The contemporary references are so heavy that these videos are often not even parables. They are hermetically sealed re-enactments of real events: situations we have already made up our minds about yet crave to safely relive as fiction.

There’s an ever-increasing demand for examples of evil white people being mean to saintly blacks. Reality doesn’t seem to produce enough such incidents for people these days, so entrepreneurs make more of them up. The same demand that is making this guy a fortune is behind the constant flood of hate hoaxes from Tawana Brawley in 1987 up through Jussie Smollett and beyond.

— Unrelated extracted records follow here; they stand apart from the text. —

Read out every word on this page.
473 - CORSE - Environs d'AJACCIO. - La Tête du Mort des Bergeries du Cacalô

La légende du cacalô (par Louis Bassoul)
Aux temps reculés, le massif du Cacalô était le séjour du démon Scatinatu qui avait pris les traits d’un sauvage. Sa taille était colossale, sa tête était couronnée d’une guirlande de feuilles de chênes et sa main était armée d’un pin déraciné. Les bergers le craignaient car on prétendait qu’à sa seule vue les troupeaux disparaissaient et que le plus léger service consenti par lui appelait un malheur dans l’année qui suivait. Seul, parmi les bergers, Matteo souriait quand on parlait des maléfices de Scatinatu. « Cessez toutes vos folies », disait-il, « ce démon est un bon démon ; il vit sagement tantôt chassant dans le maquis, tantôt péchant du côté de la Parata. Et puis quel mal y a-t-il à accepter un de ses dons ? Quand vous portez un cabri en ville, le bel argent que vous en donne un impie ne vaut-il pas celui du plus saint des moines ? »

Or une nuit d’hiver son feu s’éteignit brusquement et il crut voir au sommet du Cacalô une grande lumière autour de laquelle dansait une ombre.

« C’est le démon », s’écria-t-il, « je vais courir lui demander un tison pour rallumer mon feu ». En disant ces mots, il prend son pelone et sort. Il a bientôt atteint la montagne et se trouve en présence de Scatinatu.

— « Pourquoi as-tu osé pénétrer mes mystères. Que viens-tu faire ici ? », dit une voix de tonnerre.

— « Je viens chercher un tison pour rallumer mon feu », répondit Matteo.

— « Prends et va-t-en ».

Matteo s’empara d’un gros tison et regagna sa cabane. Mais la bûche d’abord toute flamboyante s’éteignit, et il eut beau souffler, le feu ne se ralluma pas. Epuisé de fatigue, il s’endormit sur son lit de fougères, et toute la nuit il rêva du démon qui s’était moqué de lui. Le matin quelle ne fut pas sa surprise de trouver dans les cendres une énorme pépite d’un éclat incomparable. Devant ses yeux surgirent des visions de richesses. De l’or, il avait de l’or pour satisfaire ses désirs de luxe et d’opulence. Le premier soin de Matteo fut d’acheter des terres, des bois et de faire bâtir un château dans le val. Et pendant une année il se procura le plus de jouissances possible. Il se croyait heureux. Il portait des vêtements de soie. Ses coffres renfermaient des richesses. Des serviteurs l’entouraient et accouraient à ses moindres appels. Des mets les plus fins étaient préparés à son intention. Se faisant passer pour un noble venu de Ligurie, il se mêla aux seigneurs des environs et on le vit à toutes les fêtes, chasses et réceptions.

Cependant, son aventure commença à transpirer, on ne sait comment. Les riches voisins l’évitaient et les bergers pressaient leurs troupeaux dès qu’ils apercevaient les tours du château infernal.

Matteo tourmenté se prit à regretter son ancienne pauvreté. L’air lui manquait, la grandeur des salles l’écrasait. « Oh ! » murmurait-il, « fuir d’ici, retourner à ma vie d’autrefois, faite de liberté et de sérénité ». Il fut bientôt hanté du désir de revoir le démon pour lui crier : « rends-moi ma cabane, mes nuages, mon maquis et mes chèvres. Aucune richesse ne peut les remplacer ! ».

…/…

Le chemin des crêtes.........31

Dharminder Mann has a rather colorful past. From the San Jose Mercury News in 2014:

‘Ganjapreneur’ Dhar Mann sentenced to 5 years probation for defrauding Oakland

By MALAIKA FRALEY | Bay Area News Group
PUBLISHED: February 5, 2014 at 7:53 a.m. | UPDATED: October 22, 2018 at 6:58 a.m.

Editor’s note: Dhar Mann paid the fine and was released early from probation.

OAKLAND — An Oakland businessman whose work in the marijuana industry earned him the moniker “ganjapreneur” has been sentenced to five years probation for pocketing city grant money meant for building improvements.

Dharminder “Dhar” Mann, 29, must also repay the city of Oakland $44,399 by April 1 under the plea deal in which he pleaded no contest to five felony counts of defrauding the city, according to the Alameda County District Attorney’s Office. He was sentenced Friday.

Mann owns a real estate company, a luxury car rental firm, and is the CEO of the hydroponics company, weGrow. He was featured on the June 2011 cover of Mother Jones magazine as a “ganjapreneur” in the medical marijuana business. His parents operate Friendly Cab, Oakland’s largest taxi service, and like him contribute to local political campaigns.

A paragon of morality whom we should all look to for moral lessons.